Later in the piece, the Times provides more interesting background:
But the alliance soon expanded its own legal team, joining a cluster of like-minded, nonprofit law firms including Liberty Institute, which is devoted entirely to “religious liberty” issues; the American Center for Law and Justice; the Becket Fund for Religious Liberty; Liberty Counsel; and the Pacific Justice Institute. Alliance Defending Freedom, which changed its name in 2012, relies on private donors, whom it does not disclose.
“A.D.F. and the other groups wanted to counter more liberal legal forces, and they have largely achieved that goal,” said Douglas Laycock, an expert on law and religion at the University of Virginia Law School. “On the whole, they work at pretty high levels, and they’ve got a lot of boots on the ground.”
Along the way, the alliance has sometimes ruffled the feathers of sister organizations. When California state officials declined to defend Proposition 8, the amendment banning same-sex marriage, the alliance took up the cudgel. But when it lost in federal court in 2010 in the case, Hollingsworth v. Perry, Liberty Counsel complained publicly that Alliance Defending Freedom had excluded it and had performed poorly.
Concerning that section, did you notice the scare quotes around "religious liberty" in that first paragraph? And did you chuckle at the note that the organization does not disclose its private donors? As one GetReligion reader asked, "Honestly, what nonprofit group would ever release its donor list?"
Laycock, the law and religion expert quoted, is a respected attorney whose name I recognized and who has the credentials to offer an independent assessment of the Alliance Defending Freedom. Nice choice of sources.
Meanwhile, I wish the Times had given the Liberty Counsel — or one of the other like-minded firms — an opportunity to respond to the cliche about the alliance ruffling feathers. I mean, I complained about a bunch of people in 2010 (and vice versa), but a lot has happened since then. If that element of the story is relevant, it seems important to allow those accused of being critics to voice their 2014 perspective, right?
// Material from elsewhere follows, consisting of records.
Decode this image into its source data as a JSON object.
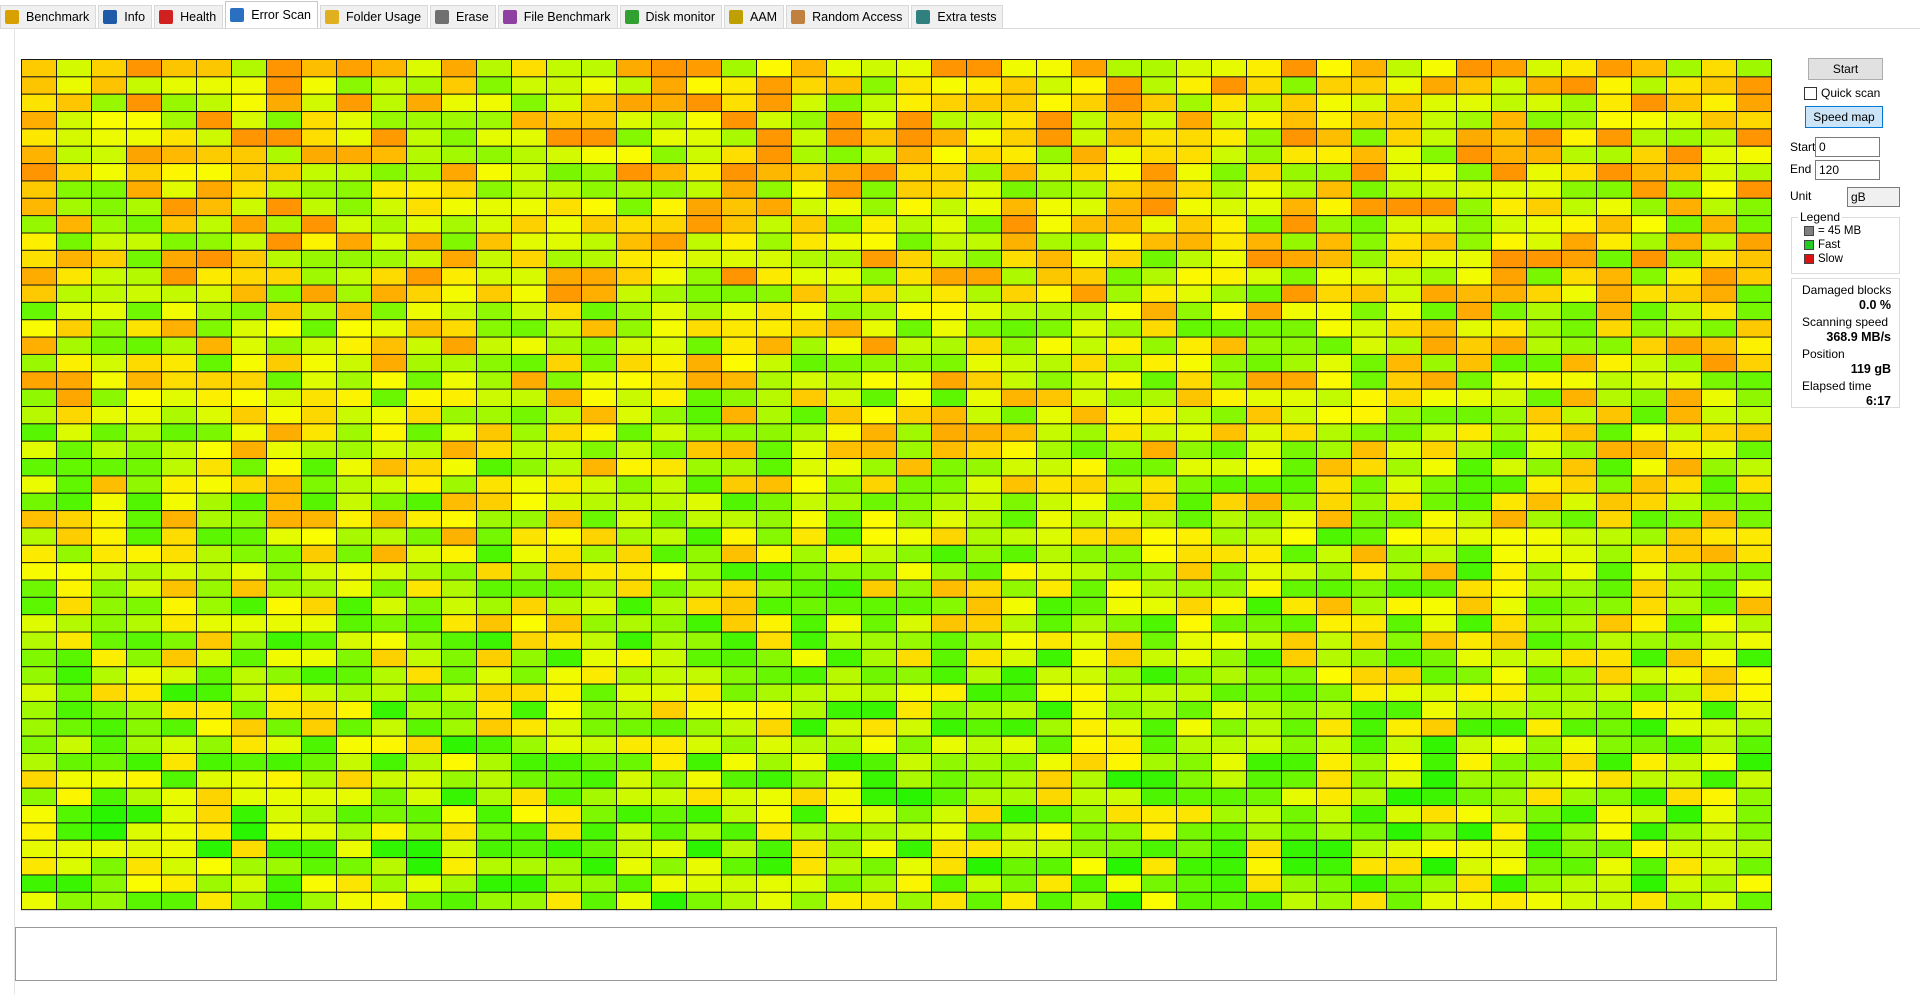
{
  "tabs": [
    {
      "label": "Benchmark",
      "icon": "#d8a000"
    },
    {
      "label": "Info",
      "icon": "#1e5aa8"
    },
    {
      "label": "Health",
      "icon": "#d02020"
    },
    {
      "label": "Error Scan",
      "icon": "#2a6fc0"
    },
    {
      "label": "Folder Usage",
      "icon": "#e0b020"
    },
    {
      "label": "Erase",
      "icon": "#707070"
    },
    {
      "label": "File Benchmark",
      "icon": "#9040a0"
    },
    {
      "label": "Disk monitor",
      "icon": "#30a030"
    },
    {
      "label": "AAM",
      "icon": "#c0a000"
    },
    {
      "label": "Random Access",
      "icon": "#c08040"
    },
    {
      "label": "Extra tests",
      "icon": "#308080"
    }
  ],
  "active_tab": 3,
  "controls": {
    "start_button": "Start",
    "quick_scan": "Quick scan",
    "speed_map": "Speed map",
    "start_label": "Start",
    "start_value": "0",
    "end_label": "End",
    "end_value": "120",
    "unit_label": "Unit",
    "unit_value": "gB"
  },
  "legend": {
    "title": "Legend",
    "items": [
      {
        "label": "= 45 MB",
        "color": "#808080"
      },
      {
        "label": "Fast",
        "color": "#22cc22"
      },
      {
        "label": "Slow",
        "color": "#dd1111"
      }
    ]
  },
  "stats": [
    {
      "label": "Damaged blocks",
      "value": "0.0 %"
    },
    {
      "label": "Scanning speed",
      "value": "368.9 MB/s"
    },
    {
      "label": "Position",
      "value": "119 gB"
    },
    {
      "label": "Elapsed time",
      "value": "6:17"
    }
  ]
}
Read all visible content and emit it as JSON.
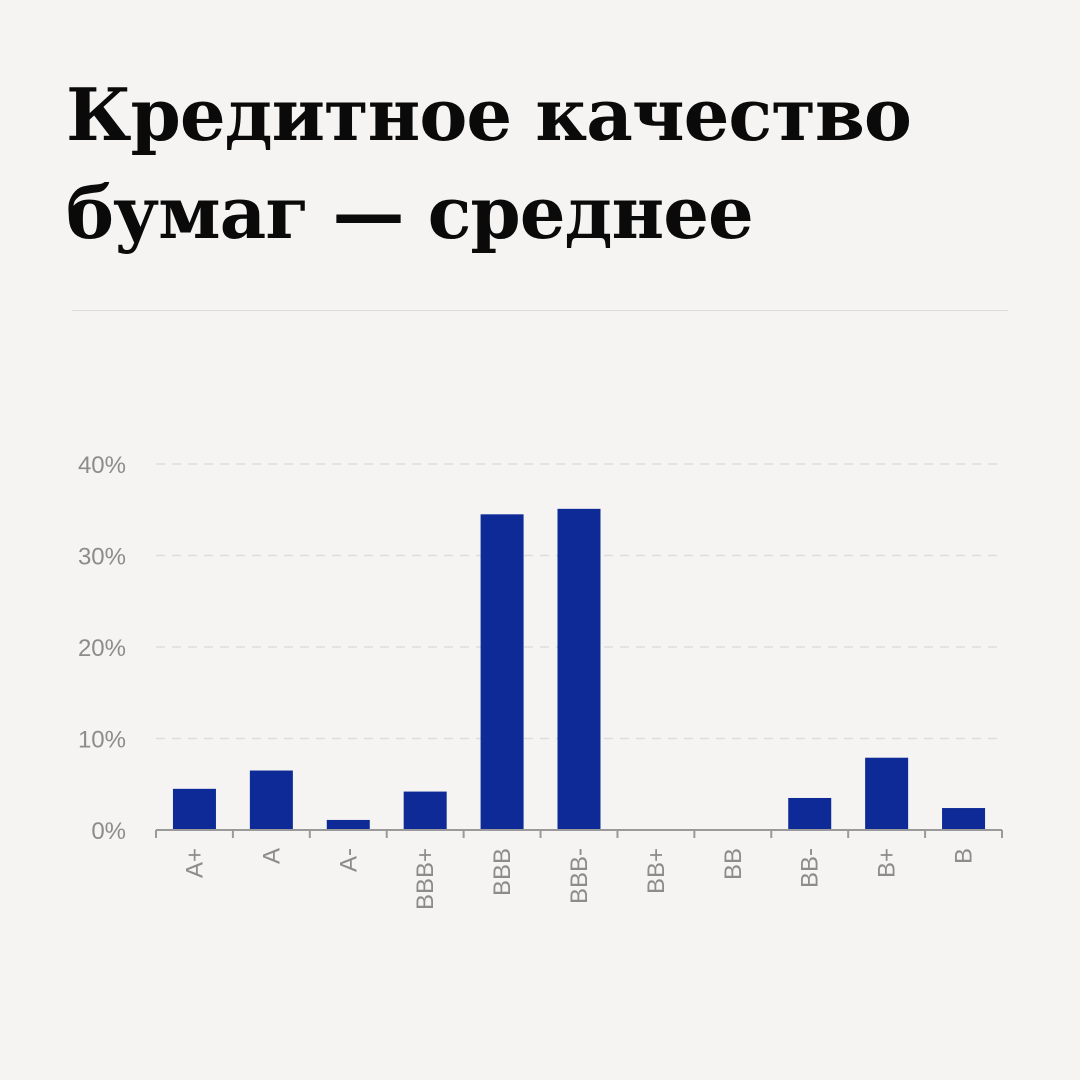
{
  "page": {
    "title_line1": "Кредитное качество",
    "title_line2": "бумаг — среднее"
  },
  "colors": {
    "background": "#f5f4f2",
    "bar": "#0d2a96",
    "gridline": "#dddddd",
    "axis": "#9a9a9a",
    "tick_text": "#8c8c8c"
  },
  "chart_data": {
    "type": "bar",
    "categories": [
      "A+",
      "A",
      "A-",
      "BBB+",
      "BBB",
      "BBB-",
      "BB+",
      "BB",
      "BB-",
      "B+",
      "B"
    ],
    "values": [
      4.5,
      6.5,
      1.1,
      4.2,
      34.5,
      35.1,
      0,
      0,
      3.5,
      7.9,
      2.4
    ],
    "ylim": [
      0,
      40
    ],
    "yticks": [
      0,
      10,
      20,
      30,
      40
    ],
    "ytick_labels": [
      "0%",
      "10%",
      "20%",
      "30%",
      "40%"
    ],
    "grid": true,
    "xlabel": "",
    "ylabel": "",
    "legend": "none"
  }
}
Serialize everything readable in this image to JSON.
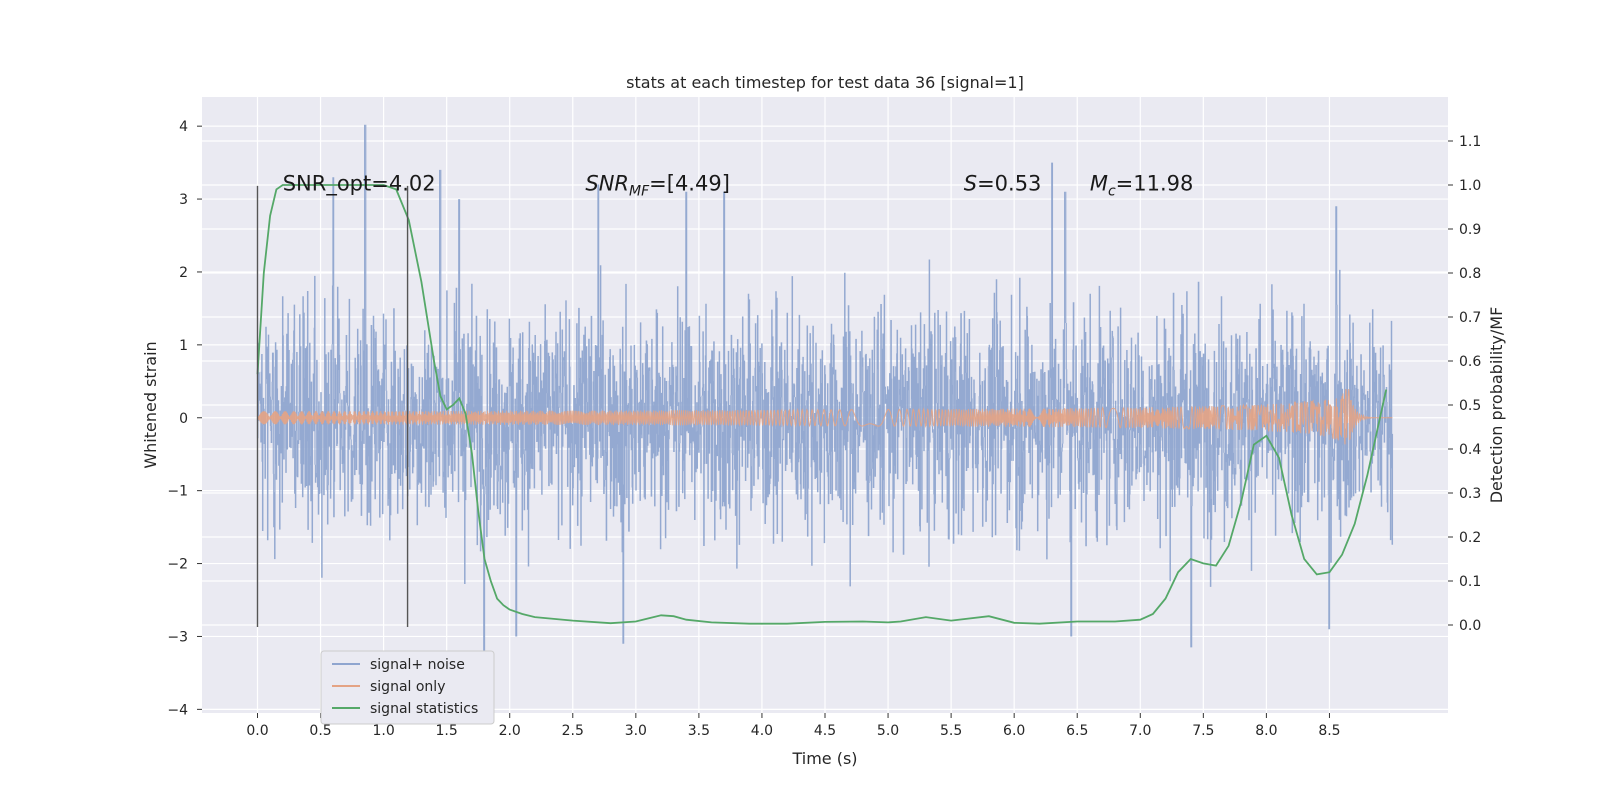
{
  "chart_data": {
    "type": "line",
    "title": "stats at each timestep for test data 36 [signal=1]",
    "xlabel": "Time (s)",
    "ylabel_left": "Whitened strain",
    "ylabel_right": "Detection probability/MF",
    "xlim": [
      -0.44,
      9.44
    ],
    "ylim_left": [
      -4.05,
      4.4
    ],
    "ylim_right": [
      -0.2,
      1.2
    ],
    "x_ticks": [
      0.0,
      0.5,
      1.0,
      1.5,
      2.0,
      2.5,
      3.0,
      3.5,
      4.0,
      4.5,
      5.0,
      5.5,
      6.0,
      6.5,
      7.0,
      7.5,
      8.0,
      8.5
    ],
    "x_tick_labels": [
      "0.0",
      "0.5",
      "1.0",
      "1.5",
      "2.0",
      "2.5",
      "3.0",
      "3.5",
      "4.0",
      "4.5",
      "5.0",
      "5.5",
      "6.0",
      "6.5",
      "7.0",
      "7.5",
      "8.0",
      "8.5"
    ],
    "y_left_ticks": [
      4,
      3,
      2,
      1,
      0,
      -1,
      -2,
      -3,
      -4
    ],
    "y_left_tick_labels": [
      "4",
      "3",
      "2",
      "1",
      "0",
      "−1",
      "−2",
      "−3",
      "−4"
    ],
    "y_right_ticks": [
      1.1,
      1.0,
      0.9,
      0.8,
      0.7,
      0.6,
      0.5,
      0.4,
      0.3,
      0.2,
      0.1,
      0.0
    ],
    "y_right_tick_labels": [
      "1.1",
      "1.0",
      "0.9",
      "0.8",
      "0.7",
      "0.6",
      "0.5",
      "0.4",
      "0.3",
      "0.2",
      "0.1",
      "0.0"
    ],
    "grid": true,
    "legend_position": "bottom-left",
    "annotations": [
      {
        "text": "SNR_opt=4.02",
        "x": 0.2,
        "y": 3.2,
        "italic": false
      },
      {
        "text": "SNR_MF=[4.49]",
        "x": 2.6,
        "y": 3.2,
        "italic": true
      },
      {
        "text": "S=0.53",
        "x": 5.6,
        "y": 3.2,
        "italic": true
      },
      {
        "text": "M_c=11.98",
        "x": 6.6,
        "y": 3.2,
        "italic": true
      }
    ],
    "vertical_markers": {
      "x": [
        0.0,
        1.19
      ],
      "y_range": [
        -2.87,
        3.18
      ],
      "color": "#555555"
    },
    "series": [
      {
        "name": "signal+ noise",
        "axis": "left",
        "color": "#8fa5cf",
        "kind": "noise",
        "x_range": [
          0.0,
          9.0
        ],
        "envelope_typical": 1.6,
        "peaks": [
          {
            "x": 0.85,
            "y": 4.02
          },
          {
            "x": 0.6,
            "y": 3.3
          },
          {
            "x": 1.45,
            "y": 3.4
          },
          {
            "x": 1.6,
            "y": 3.0
          },
          {
            "x": 2.7,
            "y": 3.2
          },
          {
            "x": 3.4,
            "y": 3.1
          },
          {
            "x": 3.7,
            "y": 3.1
          },
          {
            "x": 6.3,
            "y": 3.5
          },
          {
            "x": 6.4,
            "y": 3.1
          },
          {
            "x": 8.55,
            "y": 2.9
          },
          {
            "x": 1.8,
            "y": -3.5
          },
          {
            "x": 7.4,
            "y": -3.15
          },
          {
            "x": 2.9,
            "y": -3.1
          },
          {
            "x": 6.45,
            "y": -3.0
          },
          {
            "x": 8.5,
            "y": -2.9
          },
          {
            "x": 2.05,
            "y": -3.0
          }
        ]
      },
      {
        "name": "signal only",
        "axis": "left",
        "color": "#e4a384",
        "kind": "chirp",
        "x_range": [
          0.0,
          9.0
        ],
        "merger_time": 8.65,
        "peak_amplitude": 0.55
      },
      {
        "name": "signal statistics",
        "axis": "right",
        "color": "#55a868",
        "kind": "line",
        "x": [
          0.0,
          0.05,
          0.1,
          0.15,
          0.2,
          0.3,
          0.5,
          0.8,
          1.0,
          1.1,
          1.2,
          1.3,
          1.4,
          1.45,
          1.5,
          1.55,
          1.6,
          1.65,
          1.7,
          1.75,
          1.8,
          1.85,
          1.9,
          1.95,
          2.0,
          2.1,
          2.2,
          2.5,
          2.8,
          3.0,
          3.1,
          3.2,
          3.3,
          3.4,
          3.6,
          3.9,
          4.2,
          4.5,
          4.8,
          5.0,
          5.1,
          5.3,
          5.5,
          5.8,
          6.0,
          6.2,
          6.5,
          6.8,
          7.0,
          7.1,
          7.2,
          7.3,
          7.4,
          7.5,
          7.6,
          7.7,
          7.8,
          7.9,
          8.0,
          8.1,
          8.2,
          8.3,
          8.4,
          8.5,
          8.6,
          8.7,
          8.8,
          8.9,
          8.95
        ],
        "y": [
          0.57,
          0.8,
          0.93,
          0.99,
          1.0,
          1.0,
          1.0,
          1.0,
          1.0,
          0.99,
          0.92,
          0.78,
          0.6,
          0.52,
          0.49,
          0.5,
          0.515,
          0.48,
          0.39,
          0.26,
          0.15,
          0.1,
          0.06,
          0.045,
          0.035,
          0.025,
          0.018,
          0.01,
          0.004,
          0.008,
          0.015,
          0.022,
          0.02,
          0.012,
          0.006,
          0.003,
          0.003,
          0.007,
          0.008,
          0.006,
          0.008,
          0.018,
          0.01,
          0.02,
          0.005,
          0.003,
          0.008,
          0.008,
          0.012,
          0.025,
          0.06,
          0.12,
          0.15,
          0.14,
          0.135,
          0.18,
          0.28,
          0.41,
          0.43,
          0.38,
          0.25,
          0.15,
          0.115,
          0.12,
          0.16,
          0.23,
          0.34,
          0.47,
          0.535
        ]
      }
    ]
  }
}
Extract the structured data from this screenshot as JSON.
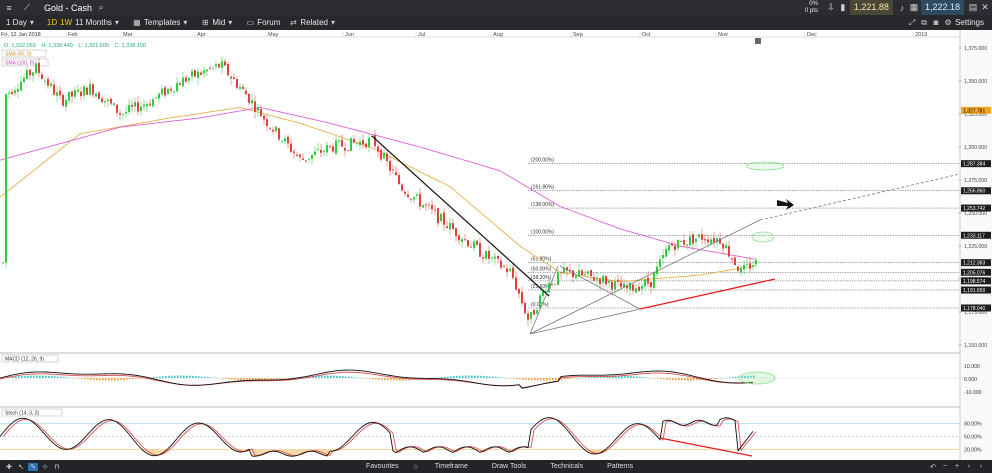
{
  "title_bar": {
    "title": "Gold - Cash",
    "pct": "0%",
    "pts": "0 pts",
    "sell": "1,221.88",
    "buy": "1,222.18",
    "settings": "Settings"
  },
  "toolbar": {
    "interval": "1 Day",
    "tf_1d": "1D",
    "tf_1w": "1W",
    "range": "11 Months",
    "templates": "Templates",
    "price_type": "Mid",
    "forum": "Forum",
    "related": "Related"
  },
  "bottom_bar": {
    "favourites": "Favourites",
    "timeframe": "Timeframe",
    "draw_tools": "Draw Tools",
    "technicals": "Technicals",
    "patterns": "Patterns"
  },
  "chart": {
    "date_label": "Fri, 12 Jan 2018",
    "months": [
      "Feb",
      "Mar",
      "Apr",
      "May",
      "Jun",
      "Jul",
      "Aug",
      "Sep",
      "Oct",
      "Nov",
      "Dec",
      "2019"
    ],
    "ohlc": {
      "o": "O: 1,322.050",
      "h": "H: 1,339.440",
      "l": "L: 1,321.600",
      "c": "C: 1,338.150"
    },
    "ma_legend": [
      "SMA (50, 0)",
      "SMA (100, 0)"
    ],
    "price_axis": [
      "1,375.000",
      "1,350.000",
      "1,325.000",
      "1,300.000",
      "1,275.000",
      "1,250.000",
      "1,225.000",
      "1,200.000",
      "1,175.000",
      "1,150.000"
    ],
    "price_tags": [
      {
        "text": "1,327.781",
        "type": "highlight"
      },
      {
        "text": "1,287.384",
        "type": "dark"
      },
      {
        "text": "1,266.860",
        "type": "dark"
      },
      {
        "text": "1,253.742",
        "type": "dark"
      },
      {
        "text": "1,233.117",
        "type": "dark"
      },
      {
        "text": "1,212.383",
        "type": "dark"
      },
      {
        "text": "1,205.076",
        "type": "dark"
      },
      {
        "text": "1,198.574",
        "type": "dark"
      },
      {
        "text": "1,191.650",
        "type": "dark"
      },
      {
        "text": "1,178.040",
        "type": "dark"
      }
    ],
    "fib_labels": [
      "(200.00%)",
      "(161.80%)",
      "(138.00%)",
      "(100.00%)",
      "(61.80%)",
      "(50.00%)",
      "(38.20%)",
      "(23.60%)",
      "(0.00%)"
    ],
    "macd_label": "MACD (12, 26, 9)",
    "macd_axis": [
      "10.000",
      "0.000",
      "-10.000"
    ],
    "stoch_label": "Stoch (14, 3, 3)",
    "stoch_axis": [
      "80.00%",
      "50.00%",
      "20.00%"
    ],
    "colors": {
      "bull": "#2ecc40",
      "bear": "#e0413a",
      "sma50": "#e8b04a",
      "sma100": "#e060d8",
      "trend": "#e02020",
      "ellipse": "#8ee08e"
    }
  }
}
Similarly, the story portrays the alliance as anti-gay without allowing Sears — in his own words — to speak to the contention:
But the alliance has gained a reputation as a hard-line opponent of gay rights, and critics say the principles in its legal briefs mask prejudice, a contention that Mr. Sears denies.
Fred Sainz, a vice president of the Human Rights Campaign, a gay-rights group, said, “They are easily the most active antigay legal group.”
Yes, Sears denies the claim. That's good to know. But what exactly did he say about the accusation? That seems highly relevant.
But overall, give the Times credit for its professional, responsible and (mostly) evenhanded coverage of the Alliance Defending Freedom.